Cooperative Christian Ministries and Clinic is seeking a new Pharmacist in Charge as its current PIC is looking to retire.
Peggy Bebon has been with CCMC "for many years," Sallie Culbreth, the charitable organization's executive director, said.
"She's let us know it's just probably time to step back. ... She's actually trying to retire. She let me know about a month ago that she just felt like it was time for her to retire," Culbreth said.
With Bebon's expected departure, CCMC has "a fairly immediate situation" to find a new pharmacist to continue to offer pharmacy services for its estimated 150 patients.
"We need to find a licensed pharmacist that can work every Wednesday from about 9 (a.m.) to 1:30 (p.m.) and every second and fourth Thursday from the same time," Culbreth said.
"It's a very part-time job, pays $35 an hour. We have an in-house pharmacy, so our patients can literally see the doctor here and then have their prescription filled here, our charitable patients. So it's a very important piece of the services and the health care that we offer our patients," she said.
In order to continue offering pharmacy services, CCMC has to have a staff member who can be the dedicated Pharmacist in Charge.
"The reason that we're so urgent with this pharmacy position is because to have a pharmacy, we need to have someone who's designated as the Pharmacist in Charge," Culbreth said. "It's actually a title.
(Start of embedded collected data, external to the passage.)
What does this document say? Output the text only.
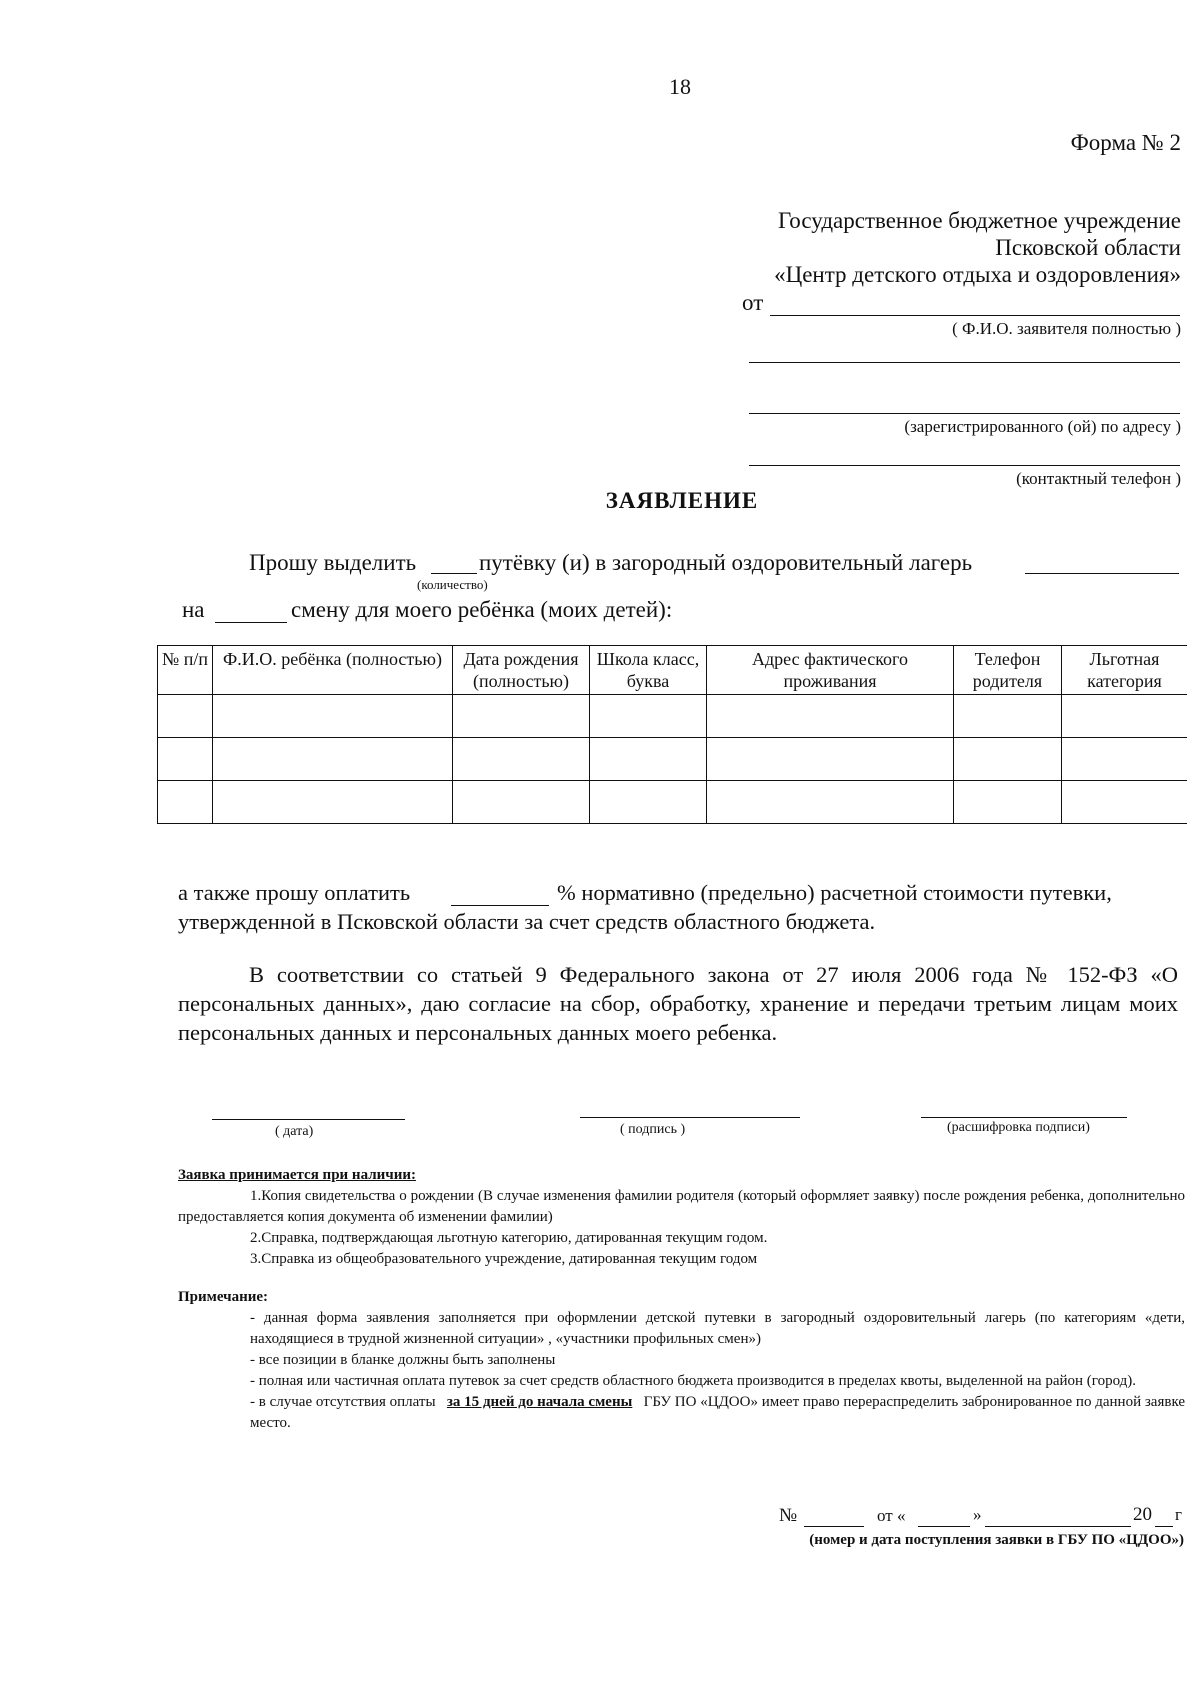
18
Форма № 2
Государственное бюджетное учреждение
Псковской области
«Центр детского отдыха и оздоровления»
от
( Ф.И.О. заявителя полностью )
(зарегистрированного (ой) по адресу )
(контактный телефон )
ЗАЯВЛЕНИЕ
Прошу выделить	путёвку (и) в загородный оздоровительный лагерь
(количество)
на	смену для моего ребёнка (моих детей):
№ п/п	Ф.И.О. ребёнка (полностью)	Дата рождения (полностью)	Школа класс, буква	Адрес фактического проживания	Телефон родителя	Льготная категория

а также прошу оплатить	% нормативно (предельно) расчетной стоимости путевки,
утвержденной в Псковской области за счет средств областного бюджета.
В соответствии со статьей 9 Федерального закона от 27 июля 2006 года № 152-ФЗ «О персональных данных», даю согласие на сбор, обработку, хранение и передачи третьим лицам моих персональных данных и персональных данных моего ребенка.
( дата)	( подпись )	(расшифровка подписи)
Заявка принимается при наличии:
1.Копия свидетельства о рождении (В случае изменения фамилии родителя (который оформляет заявку) после рождения ребенка, дополнительно предоставляется копия документа об изменении фамилии)
2.Справка, подтверждающая льготную категорию, датированная текущим годом.
3.Справка из общеобразовательного учреждение, датированная текущим годом
Примечание:
- данная форма заявления заполняется при оформлении детской путевки в загородный оздоровительный лагерь (по категориям «дети, находящиеся в трудной жизненной ситуации» , «участники профильных смен»)
- все позиции в бланке должны быть заполнены
- полная или частичная оплата путевок за счет средств областного бюджета производится в пределах квоты, выделенной на район (город).
- в случае отсутствия оплаты за 15 дней до начала смены ГБУ ПО «ЦДОО» имеет право перераспределить забронированное по данной заявке место.
№	от «	»	20 г
(номер и дата поступления заявки в ГБУ ПО «ЦДОО»)
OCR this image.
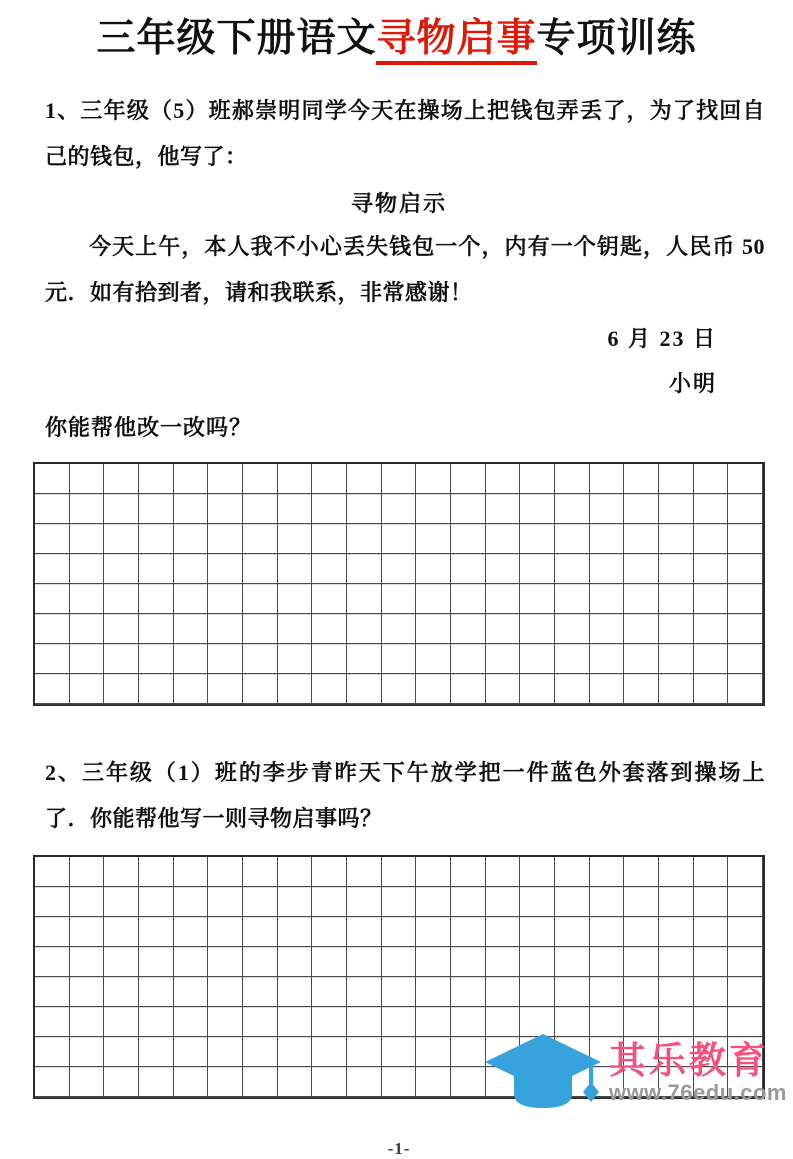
三年级下册语文寻物启事专项训练

1、三年级（5）班郝崇明同学今天在操场上把钱包弄丢了，为了找回自己的钱包，他写了：

寻物启示

今天上午，本人我不小心丢失钱包一个，内有一个钥匙，人民币 50 元．如有拾到者，请和我联系，非常感谢！

6 月 23 日

小明

你能帮他改一改吗？

2、三年级（1）班的李步青昨天下午放学把一件蓝色外套落到操场上了．你能帮他写一则寻物启事吗？

-1-

其乐教育
www.76edu.com
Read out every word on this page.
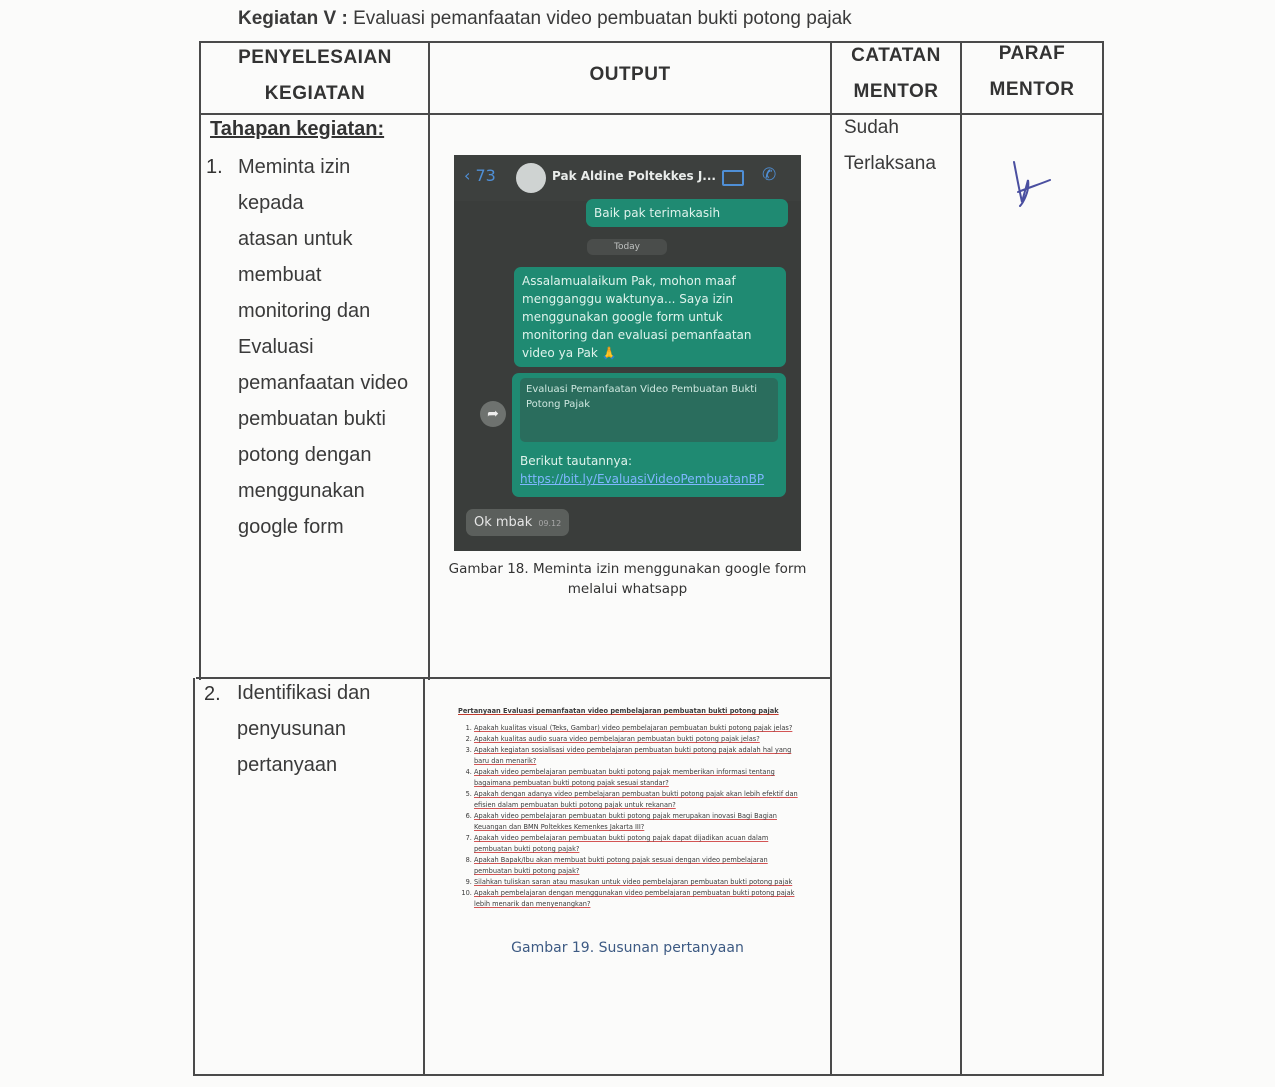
Kegiatan V : Evaluasi pemanfaatan video pembuatan bukti potong pajak
PENYELESAIAN
KEGIATAN
OUTPUT
CATATAN
MENTOR
PARAF
MENTOR
Tahapan kegiatan:
1. Meminta izin kepada
atasan untuk
membuat
monitoring dan
Evaluasi
pemanfaatan video
pembuatan bukti
potong dengan
menggunakan
google form
2. Identifikasi dan
penyusunan
pertanyaan
Sudah
Terlaksana
‹ 73	Pak Aldine Poltekkes J...	✆
Baik pak terimakasih
Today
Assalamualaikum Pak, mohon maaf mengganggu waktunya... Saya izin menggunakan google form untuk monitoring dan evaluasi pemanfaatan video ya Pak 🙏
➦
Evaluasi Pemanfaatan Video Pembuatan Bukti Potong Pajak
Berikut tautannya: https://bit.ly/EvaluasiVideoPembuatanBP
Ok mbak 09.12
Gambar 18. Meminta izin menggunakan google form
melalui whatsapp
Pertanyaan Evaluasi pemanfaatan video pembelajaran pembuatan bukti potong pajak
1. Apakah kualitas visual (Teks, Gambar) video pembelajaran pembuatan bukti potong pajak jelas?
2. Apakah kualitas audio suara video pembelajaran pembuatan bukti potong pajak jelas?
3. Apakah kegiatan sosialisasi video pembelajaran pembuatan bukti potong pajak adalah hal yang baru dan menarik?
4. Apakah video pembelajaran pembuatan bukti potong pajak memberikan informasi tentang bagaimana pembuatan bukti potong pajak sesuai standar?
5. Apakah dengan adanya video pembelajaran pembuatan bukti potong pajak akan lebih efektif dan efisien dalam pembuatan bukti potong pajak untuk rekanan?
6. Apakah video pembelajaran pembuatan bukti potong pajak merupakan inovasi Bagi Bagian Keuangan dan BMN Poltekkes Kemenkes Jakarta III?
7. Apakah video pembelajaran pembuatan bukti potong pajak dapat dijadikan acuan dalam pembuatan bukti potong pajak?
8. Apakah Bapak/Ibu akan membuat bukti potong pajak sesuai dengan video pembelajaran pembuatan bukti potong pajak?
9. Silahkan tuliskan saran atau masukan untuk video pembelajaran pembuatan bukti potong pajak
10. Apakah pembelajaran dengan menggunakan video pembelajaran pembuatan bukti potong pajak lebih menarik dan menyenangkan?
Gambar 19. Susunan pertanyaan
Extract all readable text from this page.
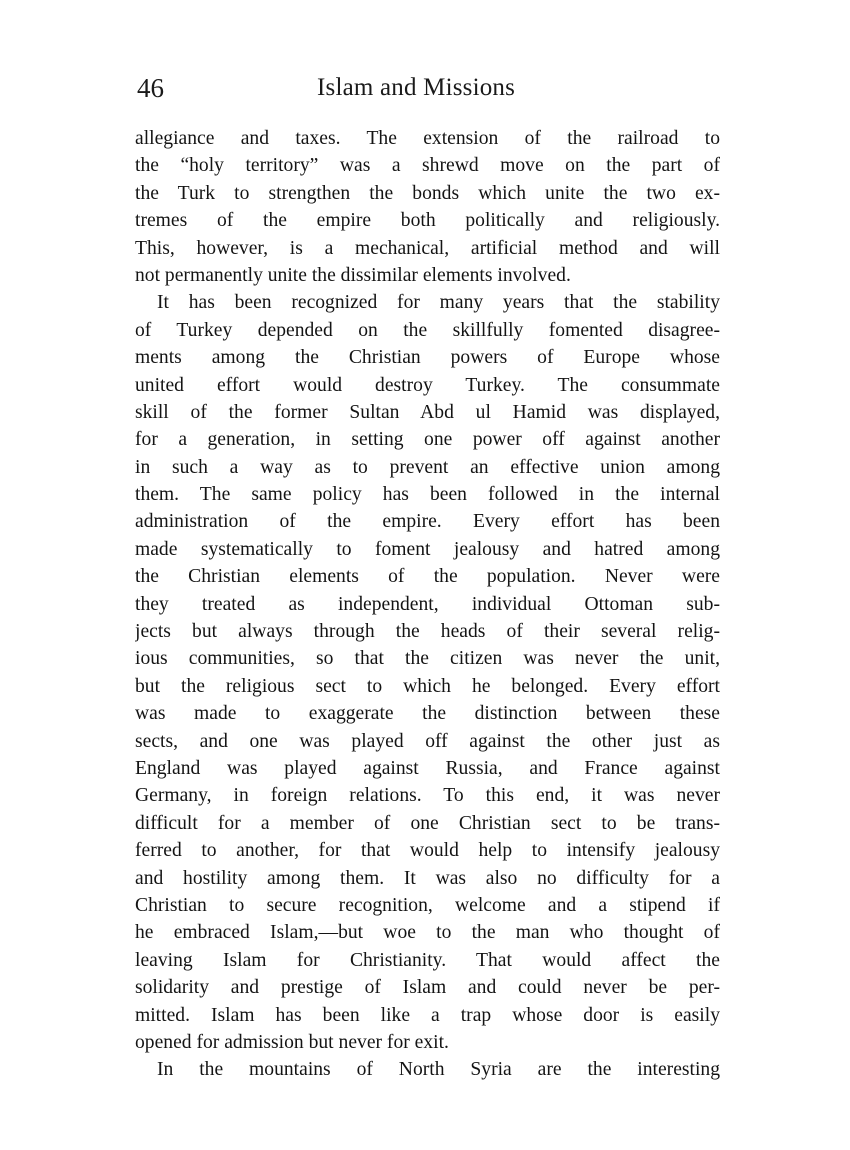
46	Islam and Missions
allegiance and taxes. The extension of the railroad to
the “holy territory” was a shrewd move on the part of
the Turk to strengthen the bonds which unite the two ex-
tremes of the empire both politically and religiously.
This, however, is a mechanical, artificial method and will
not permanently unite the dissimilar elements involved.
It has been recognized for many years that the stability
of Turkey depended on the skillfully fomented disagree-
ments among the Christian powers of Europe whose
united effort would destroy Turkey. The consummate
skill of the former Sultan Abd ul Hamid was displayed,
for a generation, in setting one power off against another
in such a way as to prevent an effective union among
them. The same policy has been followed in the internal
administration of the empire. Every effort has been
made systematically to foment jealousy and hatred among
the Christian elements of the population. Never were
they treated as independent, individual Ottoman sub-
jects but always through the heads of their several relig-
ious communities, so that the citizen was never the unit,
but the religious sect to which he belonged. Every effort
was made to exaggerate the distinction between these
sects, and one was played off against the other just as
England was played against Russia, and France against
Germany, in foreign relations. To this end, it was never
difficult for a member of one Christian sect to be trans-
ferred to another, for that would help to intensify jealousy
and hostility among them. It was also no difficulty for a
Christian to secure recognition, welcome and a stipend if
he embraced Islam,—but woe to the man who thought of
leaving Islam for Christianity. That would affect the
solidarity and prestige of Islam and could never be per-
mitted. Islam has been like a trap whose door is easily
opened for admission but never for exit.
In the mountains of North Syria are the interesting
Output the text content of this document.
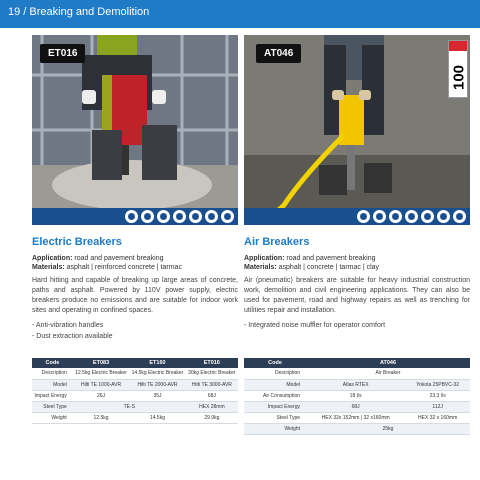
19 / Breaking and Demolition
ET016	AT046
100
Electric Breakers
Application: road and pavement breaking
Materials: asphalt | reinforced concrete | tarmac

Hard hitting and capable of breaking up large areas of concrete, paths and asphalt. Powered by 110V power supply, electric breakers produce no emissions and are suitable for indoor work sites and operating in confined spaces.

- Anti-vibration handles
- Dust extraction available
Air Breakers
Application: road and pavement breaking
Materials: asphalt | concrete | tarmac | clay

Air (pneumatic) breakers are suitable for heavy industrial construction work, demolition and civil engineering applications. They can also be used for pavement, road and highway repairs as well as trenching for utilities repair and installation.

- Integrated noise muffler for operator comfort
Code	ET083	ET160	ET016
Description	12.5kg Electric Breaker	14.5kg Electric Breaker	30kg Electric Breaker
Model	Hilti TE 1000-AVR	Hilti TE 2000-AVR	Hilti TE 3000-AVR
Impact Energy	26J	35J	68J
Steel Type	TE-S		HEX 28mm
Weight	12.5kg	14.5kg	29.9kg
Code	AT046	
Description	Air Breaker	
Model	Atlas RTEX	Yokota 25PBVC-32
Air Consumption	18 l/s	23.3 l/s
Impact Energy	68J	112J
Steel Type	HEX 32x 152mm | 32 x160mm	HEX 32 x 160mm
Weight	25kg	
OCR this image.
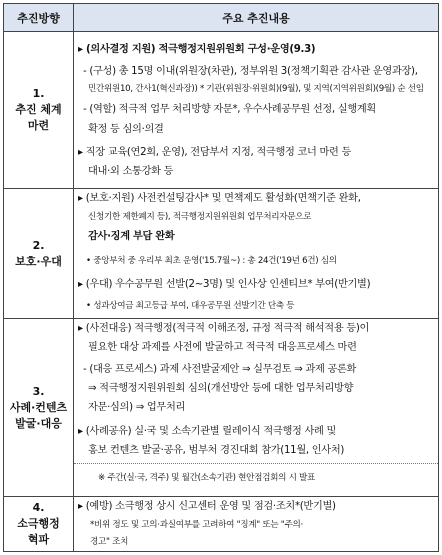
추진방향	주요 추진내용
1.
추진 체계
마련
▸ (의사결정 지원) 적극행정지원위원회 구성·운영(9.3)
- (구성) 총 15명 이내(위원장(차관), 정부위원 3(정책기획관 감사관 운영과장),
민간위원10, 간사1(혁신과장)) * 기관(위원장·위원회)(9월), 및 지역(지역위원회)(9월) 순 선임
- (역할) 적극적 업무 처리방향 자문*, 우수사례공무원 선정, 실행계획
확정 등 심의·의결
▸ 직장 교육(연2회, 운영), 전담부서 지정, 적극행정 코너 마련 등
대내·외 소통강화 등
2.
보호·우대
▸ (보호·지원) 사전컨설팅감사* 및 면책제도 활성화(면책기준 완화,
신청기한 제한폐지 등), 적극행정지원위원회 업무처리자문으로
감사·징계 부담 완화
• 중앙부처 중 우리부 최초 운영('15.7월~) : 총 24건('19년 6건) 심의
▸ (우대) 우수공무원 선발(2~3명) 및 인사상 인센티브* 부여(반기별)
• 성과상여금 최고등급 부여, 대우공무원 선발기간 단축 등
3.
사례·컨텐츠
발굴·대응
▸ (사전대응) 적극행정(적극적 이해조정, 규정 적극적 해석적용 등)이
필요한 대상 과제를 사전에 발굴하고 적극적 대응프로세스 마련
- (대응 프로세스) 과제 사전발굴제안 ⇒ 실무검토 ⇒ 과제 공론화
⇒ 적극행정지원위원회 심의(개선방안 등에 대한 업무처리방향
자문·심의) ⇒ 업무처리
▸ (사례공유) 실·국 및 소속기관별 릴레이식 적극행정 사례 및
홍보 컨텐츠 발굴·공유, 범부처 경진대회 참가(11월, 인사처)
※ 주간(실·국, 격주) 및 월간(소속기관) 현안점검회의 시 발표
4.
소극행정
혁파
▸ (예방) 소극행정 상시 신고센터 운영 및 점검·조치*(반기별)
*비위 정도 및 고의·과실여부를 고려하여 "징계" 또는 "주의·
경고" 조치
And that person will be on staff. Albeit it's a very part-time job, it's still what we have to have in order to have a pharmacy."
The new pharmacist will also have a recently remodeled facility after the first of the year, she said.
"I think the flow's actually going to work better," she said, noting the facility is being moved from a different wing to help consolidate and use its space better.
"We do have a volunteer pharmacist that comes in on the second and fourth Thursdays, and he has a quite a history, quite a professional history. And he used to design pharmacies, so he helped us kind of walk through how it would flow," she said.
Harrison Construction Company contractors have started work on it, she said. "So that's in place, and we have an annual inventory with the pharmacy, which we will do like the last week in December, and then the first week of January, once the inventory is done, then we'll move everything over to the new space and be ready to go the first clinic in 2024."
Work on the new pharmacy started Monday, Culbreth said.
"We just got started because the way our holiday schedule goes -- because we have volunteer doctors and nurses -- the clinic is closed the week of Thanksgiving and the week of Christmas and New Year," she said.
"They're working, the construction people are working on days that we don't have clinic. We'll have another clinic (today). So we can already get the room prepared, so that when it's time to move everything over, the room is ready to go. So it's just kind of a Jenga game right now, but the schedule is going to work really well. And it couldn't happen at a better time of year by design, so we really don't have a disruption in the services we offer our patients."